>MINDTREE LIMITED: Product Engineering Services(PES) predominantly consists of R&D services (RDS) and software product engineering (SPE) services
■ Back to IT business but not before burning ~$14 million cash
In September 2009, MTL paid US$6 million to acquire Kyocera Wireless India Pvt Ltd, the Indian arm of Kyocera Wireless, with the intention of developing android powered 3G handset and IP in the 4G long term evolution (LTE) wireless infrastructure. However, the company called off its products foray in Q2FY11 earnings after investing ~$5 million in H1FY11. The rationale was that MTL underestimated the capital expenditure requirement including sharing of marketing costs & product inventory risks (MTL’s earlier estimate was $10-15 million vs. its revised estimate of $70- 75 million). Subsequently, MTL booked a restructuring charge of ~$3.2 million ($12-15 million earlier estimate) in FY11 to account for employee costs, cancellation of purchase orders and product prototype write-offs. Though the restructuring charge was significantly lower than the company’s earlier estimate, the series of events heightened investor concerns. However, they moderated subsequently led by renewed management focus on revenue growth through select service lines and verticals and operating margin expansion.
■ Reorganisation led to focus on select service lines & verticals
MTL identified PES and IMTS as growth areas and strengthened the same by acquiring Aztecsoft in May 2008 for $72 million and 7strata in April 2010 for | 7.2 crore, respectively. Signing of $70 million worth of deals in the infrastructure management services space manifests management focus and could help improve revenue visibility. Simultaneously, the
company did away with projects in the discrete manufacturing, energy & utility vertical to focus on core verticals and earned 48.6% of its Q3FY12 revenues from three verticals viz. manufacturing, banking & financial (B&F) and travel & transportation. Manufacturing (15.4% of Q3FY12 revenues) client roster includes six of the world’s top 10 CPG players including P&G, Unilever and Pepsi. Financial services (20.9%) counts AIG, ANZ and Symantec as its customers while travel & transportation (12.3%) has Avis and Sita as its customers.

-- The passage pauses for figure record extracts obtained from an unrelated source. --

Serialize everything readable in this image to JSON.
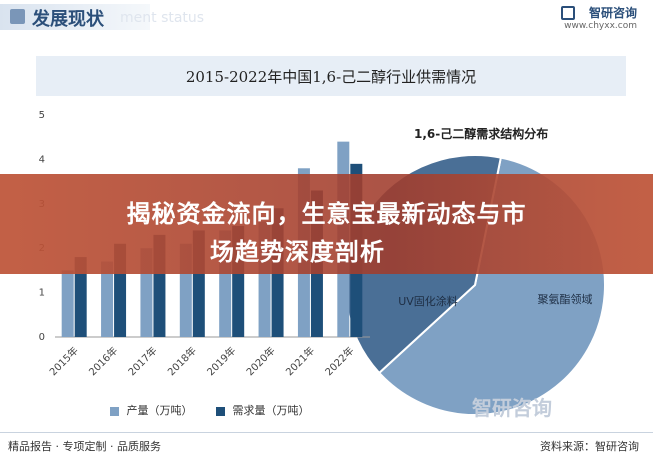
{
  "header": {
    "title": "发展现状",
    "subtitle_en": "ment status",
    "brand_name": "智研咨询",
    "brand_url": "www.chyxx.com"
  },
  "chart_title": "2015-2022年中国1,6-己二醇行业供需情况",
  "pie_title": "1,6-己二醇需求结构分布",
  "banner": {
    "line1": "揭秘资金流向，生意宝最新动态与市",
    "line2": "场趋势深度剖析"
  },
  "watermark": "智研咨询",
  "footer": {
    "left": "精品报告 · 专项定制 · 品质服务",
    "right": "资料来源：智研咨询"
  },
  "colors": {
    "production": "#7fa1c4",
    "demand": "#1e4f79",
    "pie_light": "#7fa1c4",
    "pie_dark": "#4a6f96",
    "banner": "#b85038"
  },
  "chart_data": [
    {
      "type": "bar",
      "categories": [
        "2015年",
        "2016年",
        "2017年",
        "2018年",
        "2019年",
        "2020年",
        "2021年",
        "2022年"
      ],
      "series": [
        {
          "name": "产量（万吨）",
          "values": [
            1.5,
            1.7,
            2.0,
            2.1,
            2.4,
            2.6,
            3.8,
            4.4
          ]
        },
        {
          "name": "需求量（万吨）",
          "values": [
            1.8,
            2.1,
            2.3,
            2.4,
            2.5,
            2.9,
            3.3,
            3.9
          ]
        }
      ],
      "ylim": [
        0,
        5
      ],
      "yticks": [
        "0",
        "0.5",
        "1",
        "1.5",
        "2",
        "2.5",
        "3",
        "3.5",
        "4",
        "4.5",
        "5"
      ],
      "legend": "bottom"
    },
    {
      "type": "pie",
      "title": "1,6-己二醇需求结构分布",
      "slices": [
        {
          "label": "聚氨酯领域",
          "value": 60
        },
        {
          "label": "UV固化涂料",
          "value": 40
        }
      ]
    }
  ]
}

■ Margins may improve led by different levers
MindTree’s margins performance was likely a reflection of strategic missteps rather that operational weakness. MTL’s EBITDA margins declined 717 bps to 11.8% in FY11 vs. 18.9% in FY10 led by the unsuccessful handset manufacturing foray and aggressive hedging. Note,
as of Q3FY12, MTL had ~$160 million hedges outstanding out of which $42 million pertain to the levered options taken in 2007 and would expire in March 2013. These options do not qualify under accounting standard AS-30 (MTL changed its accounting treatment to AS30 from AS11 effective April 1, 2008) and would have mark-to-market P&L impact till expiry. That said, some of the margin improvement levers include employee pyramid and admin expense rationalisation. Administrative expenses stood at 20.4% of Q3FY12 revenues. Employees with less than three (<3) years of experience constitute a modest 36.7% of the total employee base but could improve as MTL has offered ~3000+ (2,400 for FY12E) campus offers for FY13E. Assuming 70% acceptance ratio yields a net fresher intake of 2,100 employees and could help flatten the employee pyramid yielding EBITDA margin expansion.